Yirminci yüzyıl boyunca birçok düşünür, bireysel pratiklerin kültürel alanla ilişkisini sorgulamıştır. Genel olarak, bu tür ilişkiler ve öznenin gerçekleştirdiği günlük faaliyetler, kapitalist üretim ilişkilerinin egemenliğinin sağladığı koşullar altında analiz edilmiştir. Sonuç olarak, özellikle popüler kültür söz konusu olduğunda karşımıza genellikle umutsuz ve karamsar bir tablo çıkar: kültür bütünüyle kapitalist sistemin tahakkümüne girmiş gibi görünür. Bu teorik yaklaşımların çoğu ya hiçbir çıkış yolu olmadığını savunur ya da yalnızca sınırlı ve etkisiz mücadele alanları önerir. Theodor Adorno, Henri Lefebvre ve Michel Foucault gibi düşünürlerin çalışmaları bu durumu yansıtan örnekler arasındadır.

Ancak tüm bu karamsar bakış açılarına rağmen, gündelik hayatın analizi yirminci yüzyılın son çeyreğinde önem kazanmaya devam etmiştir. Bu noktada Michel de Certeau’nun özellikle L’Invention du Quotidien adlı eseri (Türkçe’ye “Gündelik Hayatın Keşfi” başlığıyla kazandırılmıştır) özgün ve çığır açıcı bir yaklaşım sunar.

Bu eserinde De Certeau, kültürel alanın kapitalist ilişkilerin ideoloji tahakkümü tarafından tamamen kuşatıldığını tekrar eden klişe analizlere itiraz eder. Ona göre, iktidara karşı eleştirel duruşlar gündelik pratiklerin içinden doğar. Bu nedenle gündelik hayatı durağan ya da edilgen bir arka plan olarak görmek yerine, orada olup bitenlerin “nasıl yapıldığını” anlamaya odaklanır.
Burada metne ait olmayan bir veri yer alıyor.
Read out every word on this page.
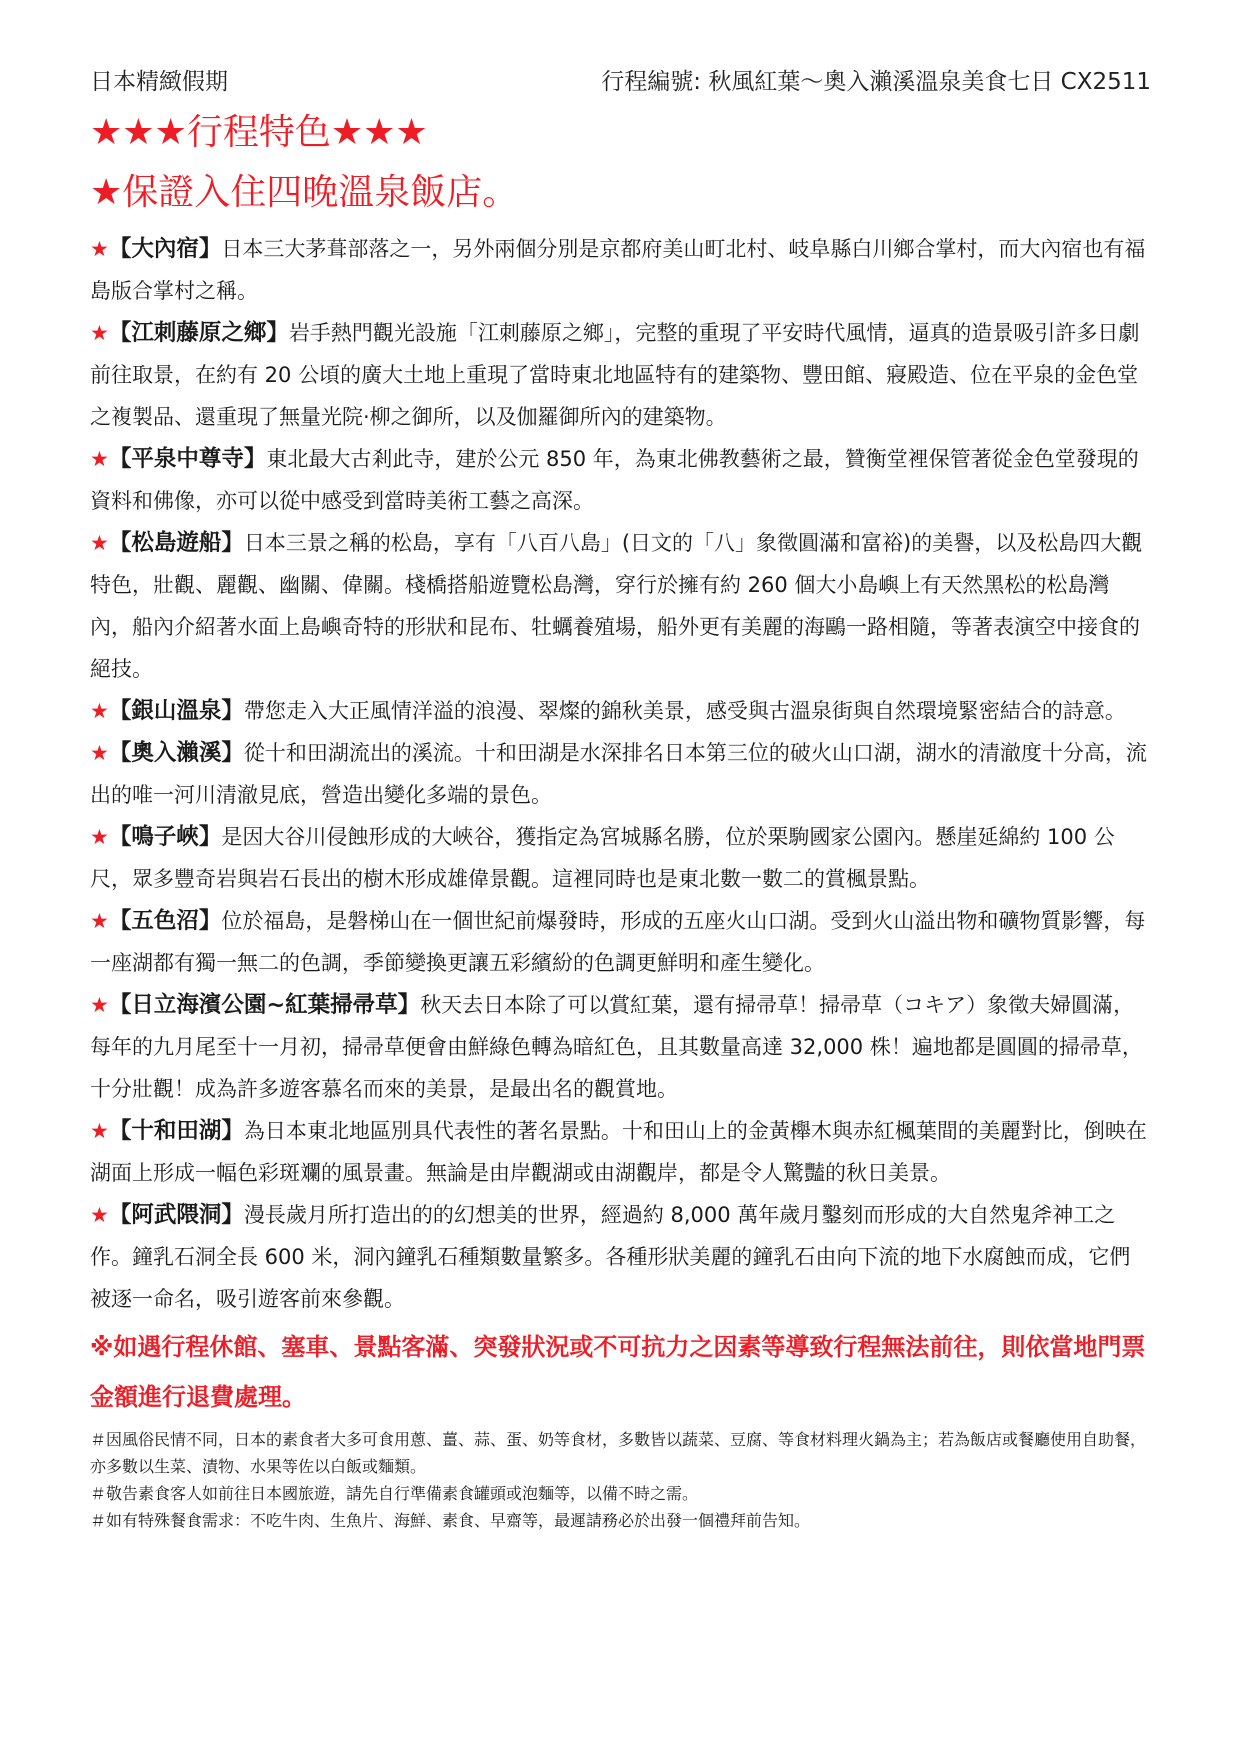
日本精緻假期	行程編號: 秋風紅葉～奧入瀨溪溫泉美食七日 CX2511
★★★行程特色★★★
★保證入住四晚溫泉飯店。

★【大內宿】日本三大茅葺部落之一，另外兩個分別是京都府美山町北村、岐阜縣白川鄉合掌村，而大內宿也有福島版合掌村之稱。

★【江刺藤原之鄉】岩手熱門觀光設施「江刺藤原之鄉」，完整的重現了平安時代風情，逼真的造景吸引許多日劇前往取景，在約有 20 公頃的廣大土地上重現了當時東北地區特有的建築物、豐田館、寢殿造、位在平泉的金色堂之複製品、還重現了無量光院·柳之御所，以及伽羅御所內的建築物。

★【平泉中尊寺】東北最大古剎此寺，建於公元 850 年，為東北佛教藝術之最，贊衡堂裡保管著從金色堂發現的資料和佛像，亦可以從中感受到當時美術工藝之高深。

★【松島遊船】日本三景之稱的松島，享有「八百八島」(日文的「八」象徵圓滿和富裕)的美譽，以及松島四大觀特色，壯觀、麗觀、幽關、偉關。棧橋搭船遊覽松島灣，穿行於擁有約 260 個大小島嶼上有天然黑松的松島灣內，船內介紹著水面上島嶼奇特的形狀和昆布、牡蠣養殖場，船外更有美麗的海鷗一路相隨，等著表演空中接食的絕技。

★【銀山溫泉】帶您走入大正風情洋溢的浪漫、翠燦的錦秋美景，感受與古溫泉街與自然環境緊密結合的詩意。

★【奧入瀨溪】從十和田湖流出的溪流。十和田湖是水深排名日本第三位的破火山口湖，湖水的清澈度十分高，流出的唯一河川清澈見底，營造出變化多端的景色。

★【鳴子峽】是因大谷川侵蝕形成的大峽谷，獲指定為宮城縣名勝，位於栗駒國家公園內。懸崖延綿約 100 公尺，眾多豐奇岩與岩石長出的樹木形成雄偉景觀。這裡同時也是東北數一數二的賞楓景點。

★【五色沼】位於福島，是磐梯山在一個世紀前爆發時，形成的五座火山口湖。受到火山溢出物和礦物質影響，每一座湖都有獨一無二的色調，季節變換更讓五彩繽紛的色調更鮮明和產生變化。

★【日立海濱公園~紅葉掃帚草】秋天去日本除了可以賞紅葉，還有掃帚草！掃帚草（コキア）象徵夫婦圓滿，每年的九月尾至十一月初，掃帚草便會由鮮綠色轉為暗紅色，且其數量高達 32,000 株！遍地都是圓圓的掃帚草，十分壯觀！成為許多遊客慕名而來的美景，是最出名的觀賞地。

★【十和田湖】為日本東北地區別具代表性的著名景點。十和田山上的金黃櫸木與赤紅楓葉間的美麗對比，倒映在湖面上形成一幅色彩斑斕的風景畫。無論是由岸觀湖或由湖觀岸，都是令人驚豔的秋日美景。

★【阿武隈洞】漫長歲月所打造出的的幻想美的世界，經過約 8,000 萬年歲月鑿刻而形成的大自然鬼斧神工之作。鐘乳石洞全長 600 米，洞內鐘乳石種類數量繁多。各種形狀美麗的鐘乳石由向下流的地下水腐蝕而成，它們被逐一命名，吸引遊客前來參觀。

※如遇行程休館、塞車、景點客滿、突發狀況或不可抗力之因素等導致行程無法前往，則依當地門票金額進行退費處理。

＃因風俗民情不同，日本的素食者大多可食用蔥、薑、蒜、蛋、奶等食材，多數皆以蔬菜、豆腐、等食材料理火鍋為主；若為飯店或餐廳使用自助餐，亦多數以生菜、漬物、水果等佐以白飯或麵類。

＃敬告素食客人如前往日本國旅遊，請先自行準備素食罐頭或泡麵等，以備不時之需。

＃如有特殊餐食需求：不吃牛肉、生魚片、海鮮、素食、早齋等，最遲請務必於出發一個禮拜前告知。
Yapmamız gereken ise, gündelik yaşamı sabit ve belirsiz bir arka plan olarak görüp onu kendi haline bırakmak değil, tersine, bu belirsizliğe etkin bir şekilde katılmak ve onu ‘ifade etmektir’. De Certeau’nun ifadesiyle, “işleyiş kipleri” ya da “eylem şemaları” gündelik yaşamın temelini oluşturur. Gündelik hayat, bilinçli ya da bilinçsiz biçimde gerçekleştirdiğimiz eylemlerle sürekli yeniden üretilir.

De Certeau, toplumun temsili ve davranış biçimleri üzerine yaptığı analizlerle, bireylerin ve grupların “kullanım biçimlerini” gündelik pratiğin asli unsuru olarak görür. Daha açık bir ifadeyle, gündelik yaşamın her parçasında çeşitli temsillerle karşılaşırız ve öznel olarak bu temsillere yanıt olarak tüketim nesnelerini kullanırız. Örneğin bir reklam izlediğimizde, söz konusu ürünü doğrudan tüketeceğimiz gibi, sırf reklamda yer alan oyuncuyu sevmediğimiz için görmezden de gelebiliriz. De Certeau’ya göre, bu “yapma” biçimlerinin her biri doğaları gereği üretkendir. Fakat bu üretim, klasik anlamda değil; gizli ve dolaylıdır. De Certeau’ya göre bu hesaplanabilir üretim, tüketime karşılık gelir ve böylelikle kurulan her bir tüketim eylemi, aynı zamanda bir yeniden üretim sürecine denk düşer. Tükettiğimiz ürünleri “kendi tarzımızda” kullandığımız sürece, onlara farklı anlamlar yükler ve onları yeniden üretiriz.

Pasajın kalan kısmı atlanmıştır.